1969-70 Boss 302s are special cars: low production cross between a muscle car and TA road racer with significant racing history. In their first road test Car & Driver called the Boss 302 “the new standard by which everything from Detroit must be judged.” Doesn’t that mean a tribute car should at least “try” to duplicate the original?
The Boss 302 was built around the Boss 302 engine. By using the canted valve “Cleveland” head on the 4-bolt main “tunnel port” 302 block, Ford moved the power band up the rpm range to create a high-winding small block motor that looked as spectacular as it performed. This is exactly what you need for road racing, and exactly what the Boss 302 was built for. Boss 302s were strictly Trans Am cars for the street; you couldn’t get an automatic transmission or air conditioning. And they either had no hood scoop or a shaker scoop.

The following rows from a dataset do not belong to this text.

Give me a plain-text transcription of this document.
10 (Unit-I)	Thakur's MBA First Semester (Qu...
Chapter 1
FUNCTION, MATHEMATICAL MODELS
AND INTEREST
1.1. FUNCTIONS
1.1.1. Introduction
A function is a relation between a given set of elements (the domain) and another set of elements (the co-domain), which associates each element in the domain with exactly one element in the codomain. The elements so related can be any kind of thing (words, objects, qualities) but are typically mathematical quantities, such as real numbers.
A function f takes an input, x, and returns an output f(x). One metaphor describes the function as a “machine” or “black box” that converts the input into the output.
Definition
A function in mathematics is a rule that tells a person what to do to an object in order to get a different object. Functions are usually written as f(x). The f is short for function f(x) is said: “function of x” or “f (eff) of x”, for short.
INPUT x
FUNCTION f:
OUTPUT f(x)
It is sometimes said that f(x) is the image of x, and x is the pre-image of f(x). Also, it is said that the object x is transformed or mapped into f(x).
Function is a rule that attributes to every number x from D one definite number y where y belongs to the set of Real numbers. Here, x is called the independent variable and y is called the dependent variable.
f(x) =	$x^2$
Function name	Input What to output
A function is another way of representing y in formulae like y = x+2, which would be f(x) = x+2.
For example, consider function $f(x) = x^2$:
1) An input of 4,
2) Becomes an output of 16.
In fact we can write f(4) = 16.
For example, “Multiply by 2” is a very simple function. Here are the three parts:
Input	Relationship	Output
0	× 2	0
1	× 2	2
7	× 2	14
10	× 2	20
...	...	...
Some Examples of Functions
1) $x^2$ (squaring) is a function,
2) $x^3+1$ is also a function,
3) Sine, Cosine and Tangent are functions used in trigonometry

The 1970 Mach I with 351C-V8 was more of the street cruiser. I had one for a decade with 351C-4V V8, auto transmission, factory air, power disc brakes, console, AM/FM and tilt wheel. With 300bhp from the factory and an easy 400-500bhp with standard performance builds, the 70 Mach I was IMHO, the best of both worlds. Many non-concours Mach Is could be found in the same price neighborhood as this pseudo-Boss 302. Well, to to each his own, but if it were my $35K and I wanted a comfortable 1970 street cruiser Mustang with AC and auto trans, I’d buy a Mach I.